Apple Support: Wi-Fi and internet troubleshooting on MacUsed for safe first checks around Wi-Fi status, diagnostics, VPN/security software, and external network devices.Microsoft Support: Fix network connection issues in WindowsUsed for Windows network baseline checks before changing router-wide settings.Pi-hole documentationUsed as the first-party reference for Pi-hole install, configuration, and the v6 documentation set.Pi-hole: Introducing Pi-hole v6Used for the v6 architecture change — the embedded FTL web server replacing lighttpd/PHP, the REST API, and Lua admin pages.Mozilla Support: Canary domain — use-application-dns.netUsed for disabling Firefox default DNS-over-HTTPS network-wide by returning NXDOMAIN for the canary domain.AdGuard Home wiki: Comparison with Pi-holeUsed for the AdGuard Home feature delta — built-in DHCP and native encrypted-DNS (DoH/DoT/DoQ) upstream and server — versus Pi-hole.FCC: Home network tipsUsed for router placement, congestion, and baseline home-network troubleshooting guidance.

Diagnostic rule

1. Check the simplest signal first.
2. Change one thing at a time.
3. Avoid unsafe electrical or data-loss steps.
4. Stop when the evidence says the risk moved.

FAQ

Why does pi.hole load but ads still appear on my phone?

The phone is almost certainly resolving through a different DNS server. The two most common reasons in 2026 are the browser's own DNS-over-HTTPS (Chrome/Edge "Secure DNS", Firefox default DoH) and a mobile OS "Private DNS"/"encrypted DNS" setting that points at a public resolver.
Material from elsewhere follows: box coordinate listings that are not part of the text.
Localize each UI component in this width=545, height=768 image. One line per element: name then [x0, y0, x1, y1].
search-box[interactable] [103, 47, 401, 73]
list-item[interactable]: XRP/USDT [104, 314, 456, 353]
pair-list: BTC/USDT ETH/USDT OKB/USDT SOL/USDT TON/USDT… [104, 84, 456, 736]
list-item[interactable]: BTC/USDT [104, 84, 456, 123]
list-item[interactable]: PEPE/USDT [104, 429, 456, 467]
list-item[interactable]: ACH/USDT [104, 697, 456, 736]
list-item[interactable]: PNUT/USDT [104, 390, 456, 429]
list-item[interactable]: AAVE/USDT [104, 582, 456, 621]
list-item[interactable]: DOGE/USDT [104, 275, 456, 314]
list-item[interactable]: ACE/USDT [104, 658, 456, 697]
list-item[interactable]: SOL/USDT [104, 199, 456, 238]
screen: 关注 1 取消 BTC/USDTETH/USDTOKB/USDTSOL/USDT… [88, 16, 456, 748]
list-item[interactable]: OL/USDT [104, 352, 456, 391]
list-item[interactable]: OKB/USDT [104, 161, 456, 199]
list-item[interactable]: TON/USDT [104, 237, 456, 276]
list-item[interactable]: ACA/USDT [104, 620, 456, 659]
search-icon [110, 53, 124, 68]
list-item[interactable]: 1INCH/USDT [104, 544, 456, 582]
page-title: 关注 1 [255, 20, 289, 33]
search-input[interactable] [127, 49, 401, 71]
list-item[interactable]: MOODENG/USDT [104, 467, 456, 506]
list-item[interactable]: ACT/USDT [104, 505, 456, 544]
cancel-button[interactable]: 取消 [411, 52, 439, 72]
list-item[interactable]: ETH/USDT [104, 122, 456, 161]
A device that hands itself a public DNS (or uses DoH to one) never asks Pi-hole, so its blocklists are irrelevant. See force every device through Pi-hole for how to close those paths.

Can Pi-hole block YouTube ads?

No — not reliably, and you should not expect it to. YouTube serves its video ads from the same domains as the video itself, so a domain-level blocker can't separate them without breaking playback. The same is true of most in-app ads and many CDN-hosted first-party ads. DNS filtering removes third-party tracker and ad-network domains network-wide; it is not a replacement for an in-browser content blocker. Claiming otherwise is the most common false promise in this space.

I set Pi-hole as the DNS in my router — why are clients still bypassing it?

Setting the router's upstream DNS only changes what the router itself queries; clients usually get their DNS from DHCP. If the router hands out its own address as DNS and then forwards to Pi-hole, that can work — but many setups leak via IPv6 (clients prefer an IPv6 resolver advertised over Router Advertisements), via clients with hardcoded DNS (some streaming sticks query 8.8.8.8 directly), or via browser DoH. Point DHCP DNS (both IPv4 and IPv6) directly at Pi-hole and verify with a query-log check.

Does iCloud Private Relay bypass Pi-hole?

Yes. iCloud Private Relay tunnels Safari and some traffic through Apple's relays using its own encrypted DNS, so those lookups never reach Pi-hole. It's enabled per-network and can be turned off for your home Wi-Fi in iOS/macOS settings if you want that traffic filtered. This is expected behavior, not a Pi-hole fault.